Side effects

Whatever type of treatment your child is having, the main aim will be to rid their body of cancer.

However, the treatments may also cause side effects. Although treatments target cancer cells, they can affect other healthy cells that divide and reproduce quickly, such as the cells found in the stomach, skin, mouth, hair and bone marrow. It depends on the type of treatment but common side effects include hair loss, increased risk of infection, changes to your child’s weight, tiredness, problems with concentration and thinking, and issues with eating and digestion. 

If your child is having problems because of their treatment, always ask your care team for help. While the side effects of cancer treatment can be worrying and difficult to deal with, it is important to remember that most of them are only short-term and will gradually disappear once your child's treatment is complete.

Some types of cancer treatment, such as radiotherapy and chemotherapy, can increase the risk of later developing another type of cancer.
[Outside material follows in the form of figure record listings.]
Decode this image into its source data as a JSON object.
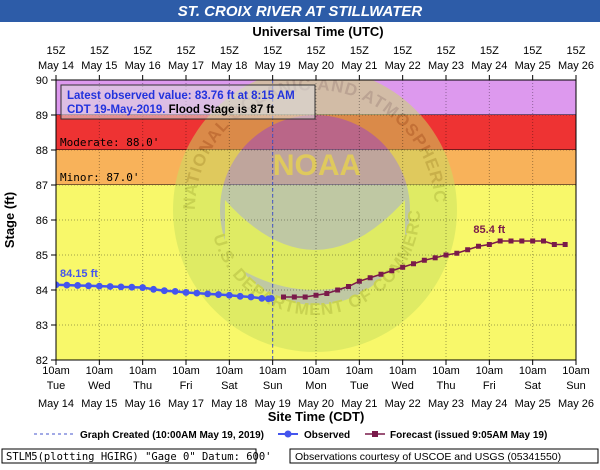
{
  "title": "ST. CROIX RIVER AT STILLWATER",
  "colors": {
    "title_bg": "#2d5ca8",
    "title_text": "#ffffff",
    "major_band": "#dd99ee",
    "moderate_band": "#ee3333",
    "minor_band": "#f8b25a",
    "action_band": "#f8f86a",
    "observed": "#4455ee",
    "forecast": "#7a1a4a",
    "latest_text": "#2233dd"
  },
  "chart_data": {
    "type": "line",
    "title": "ST. CROIX RIVER AT STILLWATER",
    "xlabel": "Site Time (CDT)",
    "xlabel_top": "Universal Time (UTC)",
    "ylabel": "Stage (ft)",
    "ylim": [
      82,
      90
    ],
    "yticks": [
      "82",
      "83",
      "84",
      "85",
      "86",
      "87",
      "88",
      "89",
      "90"
    ],
    "xlim_days": [
      0,
      12
    ],
    "top_ticks": [
      [
        "15Z",
        "May 14"
      ],
      [
        "15Z",
        "May 15"
      ],
      [
        "15Z",
        "May 16"
      ],
      [
        "15Z",
        "May 17"
      ],
      [
        "15Z",
        "May 18"
      ],
      [
        "15Z",
        "May 19"
      ],
      [
        "15Z",
        "May 20"
      ],
      [
        "15Z",
        "May 21"
      ],
      [
        "15Z",
        "May 22"
      ],
      [
        "15Z",
        "May 23"
      ],
      [
        "15Z",
        "May 24"
      ],
      [
        "15Z",
        "May 25"
      ],
      [
        "15Z",
        "May 26"
      ]
    ],
    "bottom_ticks": [
      [
        "10am",
        "Tue",
        "May 14"
      ],
      [
        "10am",
        "Wed",
        "May 15"
      ],
      [
        "10am",
        "Thu",
        "May 16"
      ],
      [
        "10am",
        "Fri",
        "May 17"
      ],
      [
        "10am",
        "Sat",
        "May 18"
      ],
      [
        "10am",
        "Sun",
        "May 19"
      ],
      [
        "10am",
        "Mon",
        "May 20"
      ],
      [
        "10am",
        "Tue",
        "May 21"
      ],
      [
        "10am",
        "Wed",
        "May 22"
      ],
      [
        "10am",
        "Thu",
        "May 23"
      ],
      [
        "10am",
        "Fri",
        "May 24"
      ],
      [
        "10am",
        "Sat",
        "May 25"
      ],
      [
        "10am",
        "Sun",
        "May 26"
      ]
    ],
    "flood_categories": [
      {
        "name": "major",
        "from": 89,
        "to": 90,
        "label": ""
      },
      {
        "name": "moderate",
        "from": 88,
        "to": 89,
        "label": "Moderate: 88.0'"
      },
      {
        "name": "minor",
        "from": 87,
        "to": 88,
        "label": "Minor: 87.0'"
      },
      {
        "name": "action",
        "from": 82,
        "to": 87,
        "label": ""
      }
    ],
    "graph_created_day": 5,
    "series": [
      {
        "name": "Observed",
        "x": [
          0,
          0.25,
          0.5,
          0.75,
          1,
          1.25,
          1.5,
          1.75,
          2,
          2.25,
          2.5,
          2.75,
          3,
          3.25,
          3.5,
          3.75,
          4,
          4.25,
          4.5,
          4.75,
          4.9,
          4.97
        ],
        "y": [
          84.15,
          84.14,
          84.13,
          84.12,
          84.11,
          84.1,
          84.09,
          84.08,
          84.07,
          84.02,
          83.98,
          83.96,
          83.93,
          83.91,
          83.89,
          83.87,
          83.85,
          83.82,
          83.8,
          83.76,
          83.75,
          83.76
        ]
      },
      {
        "name": "Forecast",
        "x": [
          5.25,
          5.5,
          5.75,
          6,
          6.25,
          6.5,
          6.75,
          7,
          7.25,
          7.5,
          7.75,
          8,
          8.25,
          8.5,
          8.75,
          9,
          9.25,
          9.5,
          9.75,
          10,
          10.25,
          10.5,
          10.75,
          11,
          11.25,
          11.5,
          11.75
        ],
        "y": [
          83.8,
          83.8,
          83.8,
          83.85,
          83.9,
          84,
          84.1,
          84.25,
          84.35,
          84.45,
          84.55,
          84.65,
          84.75,
          84.85,
          84.92,
          85,
          85.05,
          85.15,
          85.25,
          85.3,
          85.4,
          85.4,
          85.4,
          85.4,
          85.4,
          85.3,
          85.3
        ]
      }
    ],
    "annotations": [
      {
        "text": "84.15 ft",
        "x": 0,
        "y": 84.15,
        "series": "Observed"
      },
      {
        "text": "85.4 ft",
        "x": 10,
        "y": 85.4,
        "series": "Forecast"
      }
    ]
  },
  "latest_box": {
    "line1": "Latest observed value: 83.76 ft at 8:15 AM",
    "line2_blue": "CDT 19-May-2019.",
    "line2_black": " Flood Stage is 87 ft"
  },
  "legend": {
    "graph_created": "Graph Created (10:00AM May 19, 2019)",
    "observed": "Observed",
    "forecast": "Forecast (issued 9:05AM May 19)"
  },
  "footer": {
    "left": "STLM5(plotting HGIRG) \"Gage 0\" Datum: 600'",
    "right": "Observations courtesy of USCOE and USGS (05341550)"
  },
  "watermark": {
    "top_arc": "NATIONAL OCEANIC AND ATMOSPHERIC ADMINISTRATION",
    "bottom_arc": "U.S. DEPARTMENT OF COMMERCE",
    "center": "NOAA"
  }
}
However, this is a rare occurrence – the risk is small compared to the risk of leaving your child’s original cancer untreated. 
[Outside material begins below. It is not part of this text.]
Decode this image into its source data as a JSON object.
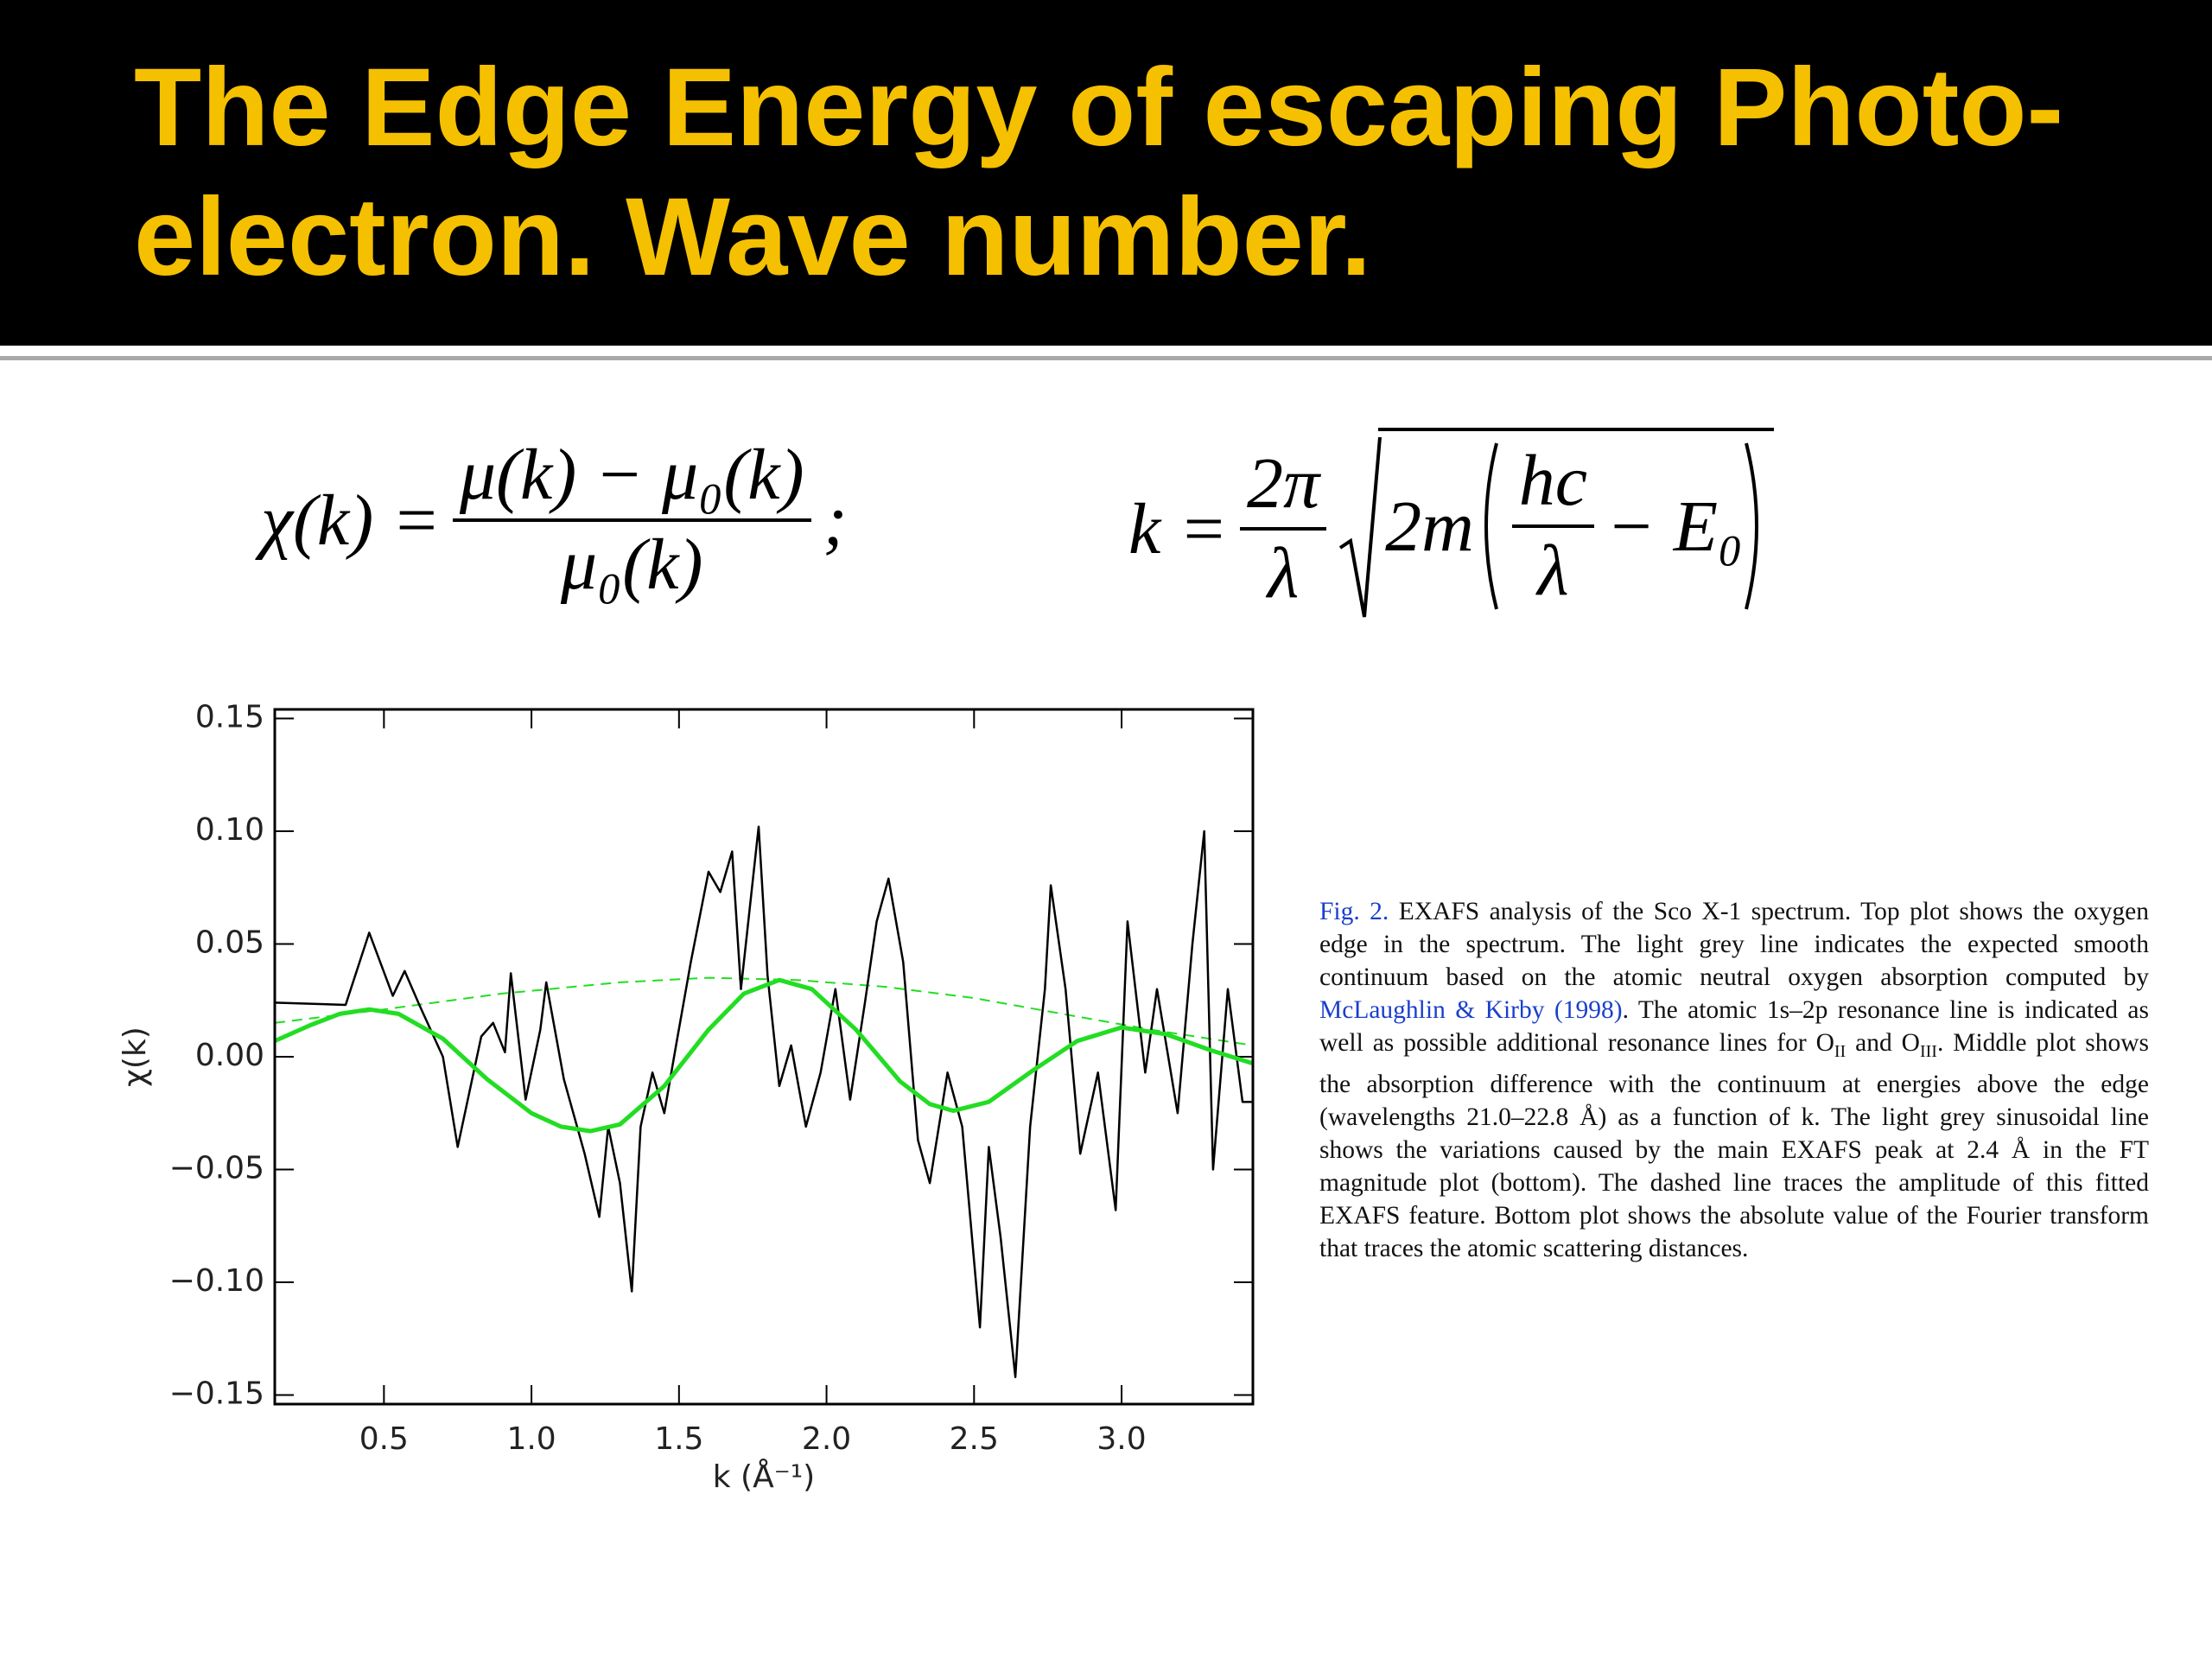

This section outlines some of the more common side effects of cancer treatments. Your child’s medical team may give them medication before the side effects make themselves felt. But if your child is struggling with side effects at any point, don’t hesitate to tell their doctor or nurse right away so they can respond quickly. 

As you read through this information, keep in mind that not everyone will experience all the side effects listed – and some people may not experience any at all. If your child doesn't experience the side effects, this doesn't mean that their treatment isn't working.

Updated January 2015, next planned review 2017.